By Ka Sing Chan

China’s last standing property giant isn’t really standing at all. China Vanke 000002, 000002 is on the brink of default despite a rescue led by a Shenzhen government entity just two years ago. Once “unreserved” in its support for the company, its home-state backer is wavering. That threatens a company with 360 billion yuan ($51 billion) in interest‑bearing debt and, in the process, exposes how little progress Beijing has made in reinvigorating home buyer confidence.

For decades Vanke has been the poster boy of China’s booming property market as well as the economic miracle of its hometown, China’s Silicon Valley. Now it encapsulates everything that’s wrong with the country’s real estate downturn since 2020, when President Xi Jinping drew “three red lines” around developers’ indebtedness.

Vanke has so far, technically, avoided default, but it has made little progress to stay solvent. Not only has interest-bearing debt climbed by one-fifth since 2020, Vanke’s revenue has also tanked. Contract sales shrunk to about 100 billion yuan in the first 10 months this year, down from 700 billion yuan five years ago, against a nationwide halving of annual home sales over a similar period.

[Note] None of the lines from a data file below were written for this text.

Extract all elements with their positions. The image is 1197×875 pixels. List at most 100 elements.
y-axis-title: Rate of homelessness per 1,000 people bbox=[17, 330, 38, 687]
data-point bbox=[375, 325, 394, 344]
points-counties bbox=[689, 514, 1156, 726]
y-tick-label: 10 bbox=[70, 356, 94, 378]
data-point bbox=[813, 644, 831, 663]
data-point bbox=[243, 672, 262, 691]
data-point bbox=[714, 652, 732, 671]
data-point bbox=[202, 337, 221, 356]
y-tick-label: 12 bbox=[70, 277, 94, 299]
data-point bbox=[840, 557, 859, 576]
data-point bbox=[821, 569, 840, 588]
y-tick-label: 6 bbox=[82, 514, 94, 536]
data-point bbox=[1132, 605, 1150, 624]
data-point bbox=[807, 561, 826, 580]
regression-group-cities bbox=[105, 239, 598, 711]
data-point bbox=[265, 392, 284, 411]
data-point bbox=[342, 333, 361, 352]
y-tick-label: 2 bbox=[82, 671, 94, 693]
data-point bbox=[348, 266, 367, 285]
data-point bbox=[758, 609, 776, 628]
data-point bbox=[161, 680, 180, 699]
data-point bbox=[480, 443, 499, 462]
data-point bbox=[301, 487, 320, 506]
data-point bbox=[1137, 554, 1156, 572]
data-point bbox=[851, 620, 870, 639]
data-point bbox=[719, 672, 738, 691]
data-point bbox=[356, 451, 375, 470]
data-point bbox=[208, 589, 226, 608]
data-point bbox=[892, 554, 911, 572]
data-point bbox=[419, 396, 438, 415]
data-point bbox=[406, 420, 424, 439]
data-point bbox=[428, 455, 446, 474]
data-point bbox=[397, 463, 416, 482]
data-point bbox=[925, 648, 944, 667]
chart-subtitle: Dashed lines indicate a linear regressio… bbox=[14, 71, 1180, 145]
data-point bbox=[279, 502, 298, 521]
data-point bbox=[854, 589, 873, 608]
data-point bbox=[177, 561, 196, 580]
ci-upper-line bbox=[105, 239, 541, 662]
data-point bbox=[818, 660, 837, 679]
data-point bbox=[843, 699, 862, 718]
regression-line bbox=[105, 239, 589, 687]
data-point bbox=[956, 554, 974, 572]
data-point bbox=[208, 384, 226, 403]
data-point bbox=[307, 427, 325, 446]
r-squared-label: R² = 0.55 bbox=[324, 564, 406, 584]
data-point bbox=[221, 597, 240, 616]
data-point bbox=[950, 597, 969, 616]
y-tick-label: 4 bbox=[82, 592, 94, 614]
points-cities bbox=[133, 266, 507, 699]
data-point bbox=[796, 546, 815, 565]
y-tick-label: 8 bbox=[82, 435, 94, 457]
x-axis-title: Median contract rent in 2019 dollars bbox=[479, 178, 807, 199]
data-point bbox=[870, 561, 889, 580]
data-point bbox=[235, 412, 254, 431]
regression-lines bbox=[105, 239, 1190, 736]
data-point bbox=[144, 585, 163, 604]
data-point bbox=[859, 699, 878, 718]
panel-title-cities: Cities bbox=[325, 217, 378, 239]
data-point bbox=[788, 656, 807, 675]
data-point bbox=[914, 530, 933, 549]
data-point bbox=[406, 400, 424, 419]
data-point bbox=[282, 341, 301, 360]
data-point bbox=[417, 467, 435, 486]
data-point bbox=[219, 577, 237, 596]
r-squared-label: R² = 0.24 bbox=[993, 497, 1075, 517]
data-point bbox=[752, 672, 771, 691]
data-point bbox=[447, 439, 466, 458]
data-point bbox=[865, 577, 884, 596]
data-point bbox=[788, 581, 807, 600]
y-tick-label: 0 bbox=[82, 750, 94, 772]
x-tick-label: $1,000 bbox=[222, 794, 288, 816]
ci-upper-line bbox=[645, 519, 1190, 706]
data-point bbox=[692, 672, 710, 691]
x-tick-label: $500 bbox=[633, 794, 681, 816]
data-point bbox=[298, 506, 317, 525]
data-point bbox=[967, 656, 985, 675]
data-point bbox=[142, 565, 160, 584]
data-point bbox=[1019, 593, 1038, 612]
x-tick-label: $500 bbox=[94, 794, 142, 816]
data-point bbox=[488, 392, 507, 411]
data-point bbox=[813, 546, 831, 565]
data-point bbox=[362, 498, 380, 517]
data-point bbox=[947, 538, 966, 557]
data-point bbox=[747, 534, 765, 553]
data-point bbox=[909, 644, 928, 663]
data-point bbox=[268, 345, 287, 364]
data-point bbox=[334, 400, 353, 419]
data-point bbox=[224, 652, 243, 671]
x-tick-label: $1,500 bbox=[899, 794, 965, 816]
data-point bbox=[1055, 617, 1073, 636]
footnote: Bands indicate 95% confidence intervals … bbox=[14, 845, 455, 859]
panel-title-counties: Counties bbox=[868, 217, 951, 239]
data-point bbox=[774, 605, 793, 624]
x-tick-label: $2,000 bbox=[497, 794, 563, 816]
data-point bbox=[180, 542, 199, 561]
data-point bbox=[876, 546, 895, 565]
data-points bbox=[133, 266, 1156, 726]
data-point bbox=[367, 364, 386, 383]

A chart showing China Vanke's share price movementThomson ReutersChina Vanke investors have seen false dawns

Shenzhen Metro, Vanke’s largest shareholder with a 27% stake, has also fallen short of its earlier rhetoric. That’s why holders of a 2-billion‑yuan bond are playing hardball over Vanke’s request to extend its repayment deadline. Although Shenzhen Metro guaranteed the developer’s latest proposal for a delayed payment, it last month compelled Vanke to pledge its entire controlling stake in Onewo 2602, the group’s crown‑jewel property‑management arm.

Such hesitation is understandable but unhelpful. The bill for any fresh state backing by Shenzhen Metro could balloon quickly, given 43% of Vanke’s interest-bearing debt will mature within a year. The developer will be badly squeezed if the property market doesn’t stabilise or realise expectations of a recovery led by price rises in major Chinese cities within that period.

Yet the failure to win over bondholders reflects the enduring disconnect between hopes and reality in China’s property market. China Real Estate News, a newspaper under the housing ministry, even published an editorial this month calling for local governments to deal with distressed property firms in a “market-oriented” approach. That sounds like a plea for Shenzhen Metro to fully stand aside.

CONTEXT NEWS

China Vanke will seek on December 18 to extend the grace period for a 2 billion yuan ($283.6 million) bond payment from five days up to 30 business days, Reuters reported on December 15, citing sources.

Creditors rejected the state-backed developer’s first attempt to seek approval to delay payment via a voting process on December 12. One proposal, which included credit enhancement measures, won 83.4% approval, falling short of the 90% acceptance threshold.